The latest memoir of the 2008 Presidential campaign is a fake book about fake events by a fake political operative.
Just after the 2008 election ended, as John McCain’s campaign devolved into leaked feuds and anonymous attacks, one story stood out. Fox News reported—according to campaign insiders—that Vice Presidential candidate Sarah Palin hadn’t known Africa was a continent.
A “McCain foreign policy adviser” named Martin Eisenstadt quickly took credit for the juicy leak. MSNBC’s David Shuster quickly repeated the claim on air, only to have to explain with embarrassment that the adviser in question never existed. And what had been a barely noticed prank discussed only a few blogs became a national story.
The New York Times exposed Dan Mirvish and Eitan Gorlin, a pair of filmmakers, as the culprits. Eisenstadt had morphed from a Rudy Giuliani supporter to an Iraq investment expert to a McCain campaign foreign policy adviser. He had his own think tank—the Harding Institute for Freedom and Democracy, in honor of the not-very-beloved conservative president—and a consulting firm, the Eisenstadt Group. He was even featured in a fake BBC documentary about “the last Republican.” Now, like the shameless shills they parody, Gorlin and Mirvish have turned their moment in the spotlight into a lucrative venture, with the inevitable book: I Am Martin Eisenstadt.
The Palin scoop wasn’t the first time Eisenstadt had fooled the media—reporters for both Mother Jones and the Los Angeles Times picked up his half-baked musings without bothering to Google the source. (The LAT’s Andrew Malcolm wrote a defensive, nearly incomprehensible correction.) Eisenstadt’s antics were just believable enough – a plan to put casinos in Baghdad’s Green Zone, an accusation that the Jonas Brothers are terrorists. His claim that made it to CBS News and Business Week. A lone liberal blogger, William Wolfrum, managed to do due diligence and figure out that Eisenstadt, his think tank, and his consulting firm don’t exist, their impressive internet presence notwithstanding. In a world where one half-baked idea from a random “strategist” is considered as good as any other, it almost didn’t seem to matter.
In I Am Martin Eisenstadt, the character is fleshed out just as carefully. The neoconservative child of liberal Jews, he worships political strategist Lee Atwater and cares far more about his own career than about the Republican Party. He’ll suck up to any Democrat who can get him on TV and dreams of cushy foreign consulting gigs. Wandering from open bar to open bar, he somehow stumbles onto the McCain campaign just in time to see its members turn on each other like langur monkeys. Eisenstadt inserts himself into every trivial highlight of the 2008 campaign—along with hearing and exposing Sarah Palin’s confusion about geography, he bought Palin’s fancy clothes, he helped get McCain on Saturday Night Live, he helped Obama win over the last superdelegate, he caught Eliot Spitzer at the Mayflower Hotel. But whenever the substantive policy work is being done, he’s off getting drunk at some embassy happy hour. Eventually he’s put into the metaphysical quandary of defending his own existence against vicious liberals who claim he’s a fake.

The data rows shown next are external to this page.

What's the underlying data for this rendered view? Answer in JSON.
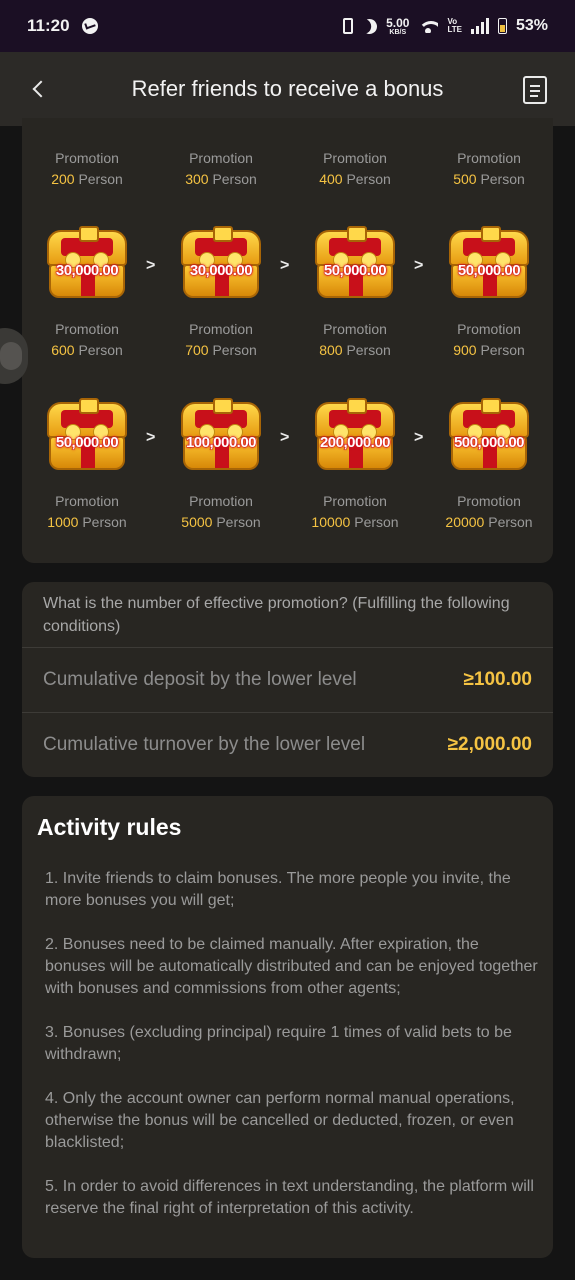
{
  "status_bar": {
    "time": "11:20",
    "net_speed_value": "5.00",
    "net_speed_unit": "KB/S",
    "volte_top": "Vo",
    "volte_bottom": "LTE",
    "battery": "53%"
  },
  "header": {
    "title": "Refer friends to receive a bonus"
  },
  "promotion_label": "Promotion",
  "person_unit": "Person",
  "top_labels": [
    "200",
    "300",
    "400",
    "500"
  ],
  "row1": {
    "amounts": [
      "30,000.00",
      "30,000.00",
      "50,000.00",
      "50,000.00"
    ],
    "labels": [
      "600",
      "700",
      "800",
      "900"
    ]
  },
  "row2": {
    "amounts": [
      "50,000.00",
      "100,000.00",
      "200,000.00",
      "500,000.00"
    ],
    "labels": [
      "1000",
      "5000",
      "10000",
      "20000"
    ]
  },
  "arrow_glyph": ">",
  "conditions": {
    "question": "What is the number of effective promotion? (Fulfilling the following conditions)",
    "items": [
      {
        "label": "Cumulative deposit by the lower level",
        "value": "≥100.00"
      },
      {
        "label": "Cumulative turnover by the lower level",
        "value": "≥2,000.00"
      }
    ]
  },
  "rules": {
    "title": "Activity rules",
    "items": [
      "1. Invite friends to claim bonuses. The more people you invite, the more bonuses you will get;",
      "2. Bonuses need to be claimed manually. After expiration, the bonuses will be automatically distributed and can be enjoyed together with bonuses and commissions from other agents;",
      "3. Bonuses (excluding principal) require 1 times of valid bets to be withdrawn;",
      "4. Only the account owner can perform normal manual operations, otherwise the bonus will be cancelled or deducted, frozen, or even blacklisted;",
      "5. In order to avoid differences in text understanding, the platform will reserve the final right of interpretation of this activity."
    ]
  },
  "icons": {
    "back": "chevron-left-icon",
    "rules_doc": "document-icon",
    "reward": "treasure-chest-icon"
  },
  "colors": {
    "accent": "#f5c343",
    "card_bg": "#282622",
    "page_bg": "#141414",
    "nav_bg": "#2c2a27",
    "status_bg": "#1b0f24"
  }
}
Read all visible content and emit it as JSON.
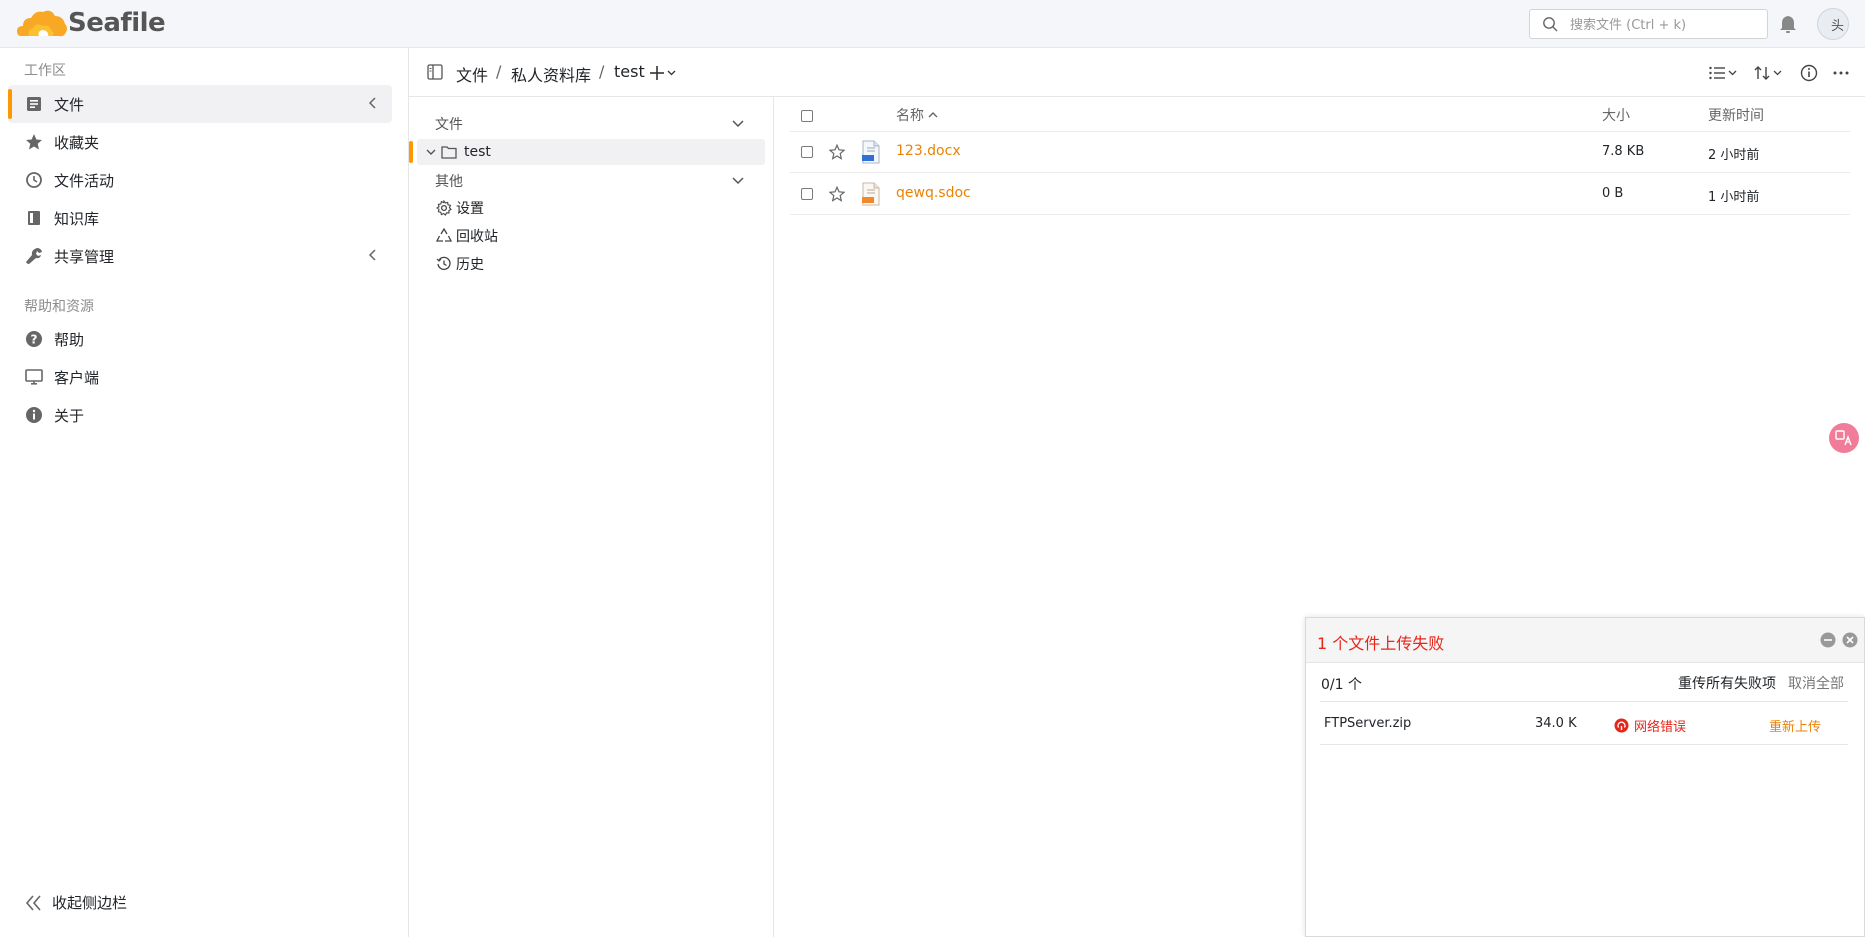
{
  "app": {
    "name": "Seafile"
  },
  "header": {
    "search_placeholder": "搜索文件 (Ctrl + k)",
    "avatar_alt": "头"
  },
  "sidebar": {
    "workspace_heading": "工作区",
    "items": [
      {
        "label": "文件",
        "icon": "file-doc-icon",
        "active": true,
        "has_chevron": true
      },
      {
        "label": "收藏夹",
        "icon": "star-icon"
      },
      {
        "label": "文件活动",
        "icon": "clock-icon"
      },
      {
        "label": "知识库",
        "icon": "book-icon"
      },
      {
        "label": "共享管理",
        "icon": "wrench-icon",
        "has_chevron": true
      }
    ],
    "help_heading": "帮助和资源",
    "help_items": [
      {
        "label": "帮助",
        "icon": "question-icon"
      },
      {
        "label": "客户端",
        "icon": "monitor-icon"
      },
      {
        "label": "关于",
        "icon": "info-icon"
      }
    ],
    "collapse_label": "收起侧边栏"
  },
  "breadcrumb": {
    "items": [
      "文件",
      "私人资料库",
      "test"
    ],
    "separator": "/"
  },
  "tree": {
    "files_heading": "文件",
    "folder": "test",
    "other_heading": "其他",
    "other_items": [
      {
        "label": "设置",
        "icon": "gear-icon"
      },
      {
        "label": "回收站",
        "icon": "recycle-icon"
      },
      {
        "label": "历史",
        "icon": "history-icon"
      }
    ]
  },
  "file_table": {
    "columns": {
      "name": "名称",
      "size": "大小",
      "mtime": "更新时间"
    },
    "rows": [
      {
        "name": "123.docx",
        "size": "7.8 KB",
        "mtime": "2 小时前",
        "type": "docx"
      },
      {
        "name": "qewq.sdoc",
        "size": "0 B",
        "mtime": "1 小时前",
        "type": "sdoc"
      }
    ]
  },
  "upload_dialog": {
    "title": "1 个文件上传失败",
    "count": "0/1 个",
    "retry_all": "重传所有失败项",
    "cancel_all": "取消全部",
    "item": {
      "name": "FTPServer.zip",
      "size": "34.0 K",
      "status": "网络错误",
      "retry": "重新上传"
    }
  },
  "colors": {
    "accent": "#ff9800",
    "link": "#eb8205",
    "error": "#e8251a"
  }
}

As irritatingly repetitive and self-absorbed as a true pundit’s memoir, Eisenstadt’s book is also meticulously detailed. The strategies of phantasmal softball teams and the sexual shenanigans of imaginary power players are recounted in detail, with diagrams. Real Washingtonians are also tossed in by the handful; if the idea of former Bush press secretary Dana Perino hooking up with former Homeland Security chief Michael Chertoff doesn’t make you laugh, this is not the book for you. I Am Martin Eisenstadt also dabbles in foreign policy, with crude portraits of former Israeli Prime Minister Ehud Barak and other Middle Eastern officials shoehorned in. In one cute joke playing off D.C. narcissism, the names of all 535 members of Congress are listed in tiny print at the end of the index.
There wasn’t much humor in the long, angry 2008 election, and it’s nice to see some levity come out of it all. The exuberantly useless I Am Martin Eisenstadt is certainly more enjoyable than Sarah Palin’s bitter leftovers. But while the authors’ schemes exposed the laziness of the media and the ease with which unsupported rumors can become accepted facts, their book does nothing. Martin Eisenstadt is a good joke, but I Am Martin Eisenstadt is not really a good read. No one reading it will believe Eisenstadt is a real person. Like any good prank, he’s much more enjoyable in action than in retrospect.